A secondary analysis of the FINEARTS–HF randomized clinical trial found the efficacy of finerenone (KERENDIA) consistent, irrespective of atrial fibrillation (AF) status, in patients with heart failure (HF) and mildly reduced (HFmrEF) or preserved ejection fraction (HFpEF).1

Previous trials suggest AF may attenuate treatment benefits in HFrEF, but finerenone, a nonsteroidal mineralocorticoid receptor agonist (nsMRA), showed consistent efficacy in HFmrEF and HFpEF, mirroring similar analyses for steroidal MRAs in HFrEF.2

“The key findings in this prespecified analysis of the FINEARTS-HF trial were that the effects of finerenone, compared with placebo, were consistent in patients with and without AF and by type of AF,” wrote the investigative team, led by John J. V. McMurray, MD, British Heart Foundation Cardiovascular Research Centre, University of Glasgow. “We also described the adjudicated incidence of clinically reported new-onset AF or AFL in patients with HFmrEF or HFpEF and outcomes related to this.”

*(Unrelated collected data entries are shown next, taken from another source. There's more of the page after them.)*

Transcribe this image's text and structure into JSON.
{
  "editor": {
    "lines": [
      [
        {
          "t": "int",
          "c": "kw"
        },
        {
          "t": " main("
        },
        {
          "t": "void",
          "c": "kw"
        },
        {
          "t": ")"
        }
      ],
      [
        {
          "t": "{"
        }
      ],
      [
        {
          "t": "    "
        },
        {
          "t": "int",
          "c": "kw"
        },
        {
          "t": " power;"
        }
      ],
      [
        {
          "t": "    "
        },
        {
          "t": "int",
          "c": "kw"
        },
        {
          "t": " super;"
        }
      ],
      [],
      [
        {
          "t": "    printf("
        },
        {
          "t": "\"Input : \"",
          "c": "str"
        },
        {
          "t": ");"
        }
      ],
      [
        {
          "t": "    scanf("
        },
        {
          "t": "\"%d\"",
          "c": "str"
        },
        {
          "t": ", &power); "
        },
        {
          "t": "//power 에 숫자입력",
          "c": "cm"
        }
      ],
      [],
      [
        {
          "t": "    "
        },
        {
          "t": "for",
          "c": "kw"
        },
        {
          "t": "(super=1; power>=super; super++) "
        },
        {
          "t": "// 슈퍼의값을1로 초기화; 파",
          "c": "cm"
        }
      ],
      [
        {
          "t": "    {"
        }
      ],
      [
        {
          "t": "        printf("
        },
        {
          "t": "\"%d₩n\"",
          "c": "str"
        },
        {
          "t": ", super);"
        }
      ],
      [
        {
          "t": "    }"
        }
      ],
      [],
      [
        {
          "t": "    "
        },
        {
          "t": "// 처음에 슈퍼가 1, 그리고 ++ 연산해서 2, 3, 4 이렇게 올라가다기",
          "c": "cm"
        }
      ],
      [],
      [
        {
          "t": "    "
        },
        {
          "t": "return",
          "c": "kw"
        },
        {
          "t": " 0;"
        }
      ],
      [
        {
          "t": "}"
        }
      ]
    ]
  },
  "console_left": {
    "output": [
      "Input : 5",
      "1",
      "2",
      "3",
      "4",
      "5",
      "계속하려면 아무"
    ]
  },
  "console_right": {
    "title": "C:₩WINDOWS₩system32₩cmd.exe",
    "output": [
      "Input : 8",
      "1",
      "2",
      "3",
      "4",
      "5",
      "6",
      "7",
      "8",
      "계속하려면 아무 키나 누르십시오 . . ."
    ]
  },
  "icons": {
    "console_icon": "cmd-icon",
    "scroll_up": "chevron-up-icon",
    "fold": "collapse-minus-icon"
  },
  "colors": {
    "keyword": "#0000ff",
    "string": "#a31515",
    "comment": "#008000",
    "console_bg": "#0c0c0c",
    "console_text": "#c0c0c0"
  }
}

Finerenone was initially approved by the US Food and Drug Administration (FDA) in 2021 to reduce the risk of sustained estimated glomerular filtration rate (eGFR), end-stage kidney disease, cardiovascular (CV) death, non-fatal myocardial infarction (MI), and hospitalization for HF in adults with CKD and T2D.3 The regulatory agency recently accepted finerenone’s supplemental New Drug Application (sNDA) targeting the treatment of adults with HF with a left ventricular ejection fraction (LVEF) of ≥40%.4

Acceptance of the sNDA was based on the FINEARTS-HF trial meeting its primary endpoint, with use of finerenone associated with a statistically significant 16% relative reduction in rate of primary outcome events compared with placebo therapy (rate ratio [RR], 0.84; 95% confidence interval [CI], 0.74 to 0.95; P = .007).5

This subgroup analysis evaluated the efficacy and safety of finerenone according to baseline AF status in people with HFmrEF and HFpEF, with further evaluation of finerenone on the incidence of new-onset AF or atrial flutter. Participants in FINEARTS-HF, enrolled from 653 sites in 37 countries, were randomized to finerenone (titrated to 20 mg or 40 mg) or placebo between September 2020 and January 2023.1

A total of 5984 patients with known AF status at baseline were evaluated, of which 23.1% had paroxysmal AF and 31.5% had persistent or permanent AF. Patients had a mean age of 72.0 years and were 45.5% female. Those with both AF types were typically older and with worse HF status than those without AF (45.4%).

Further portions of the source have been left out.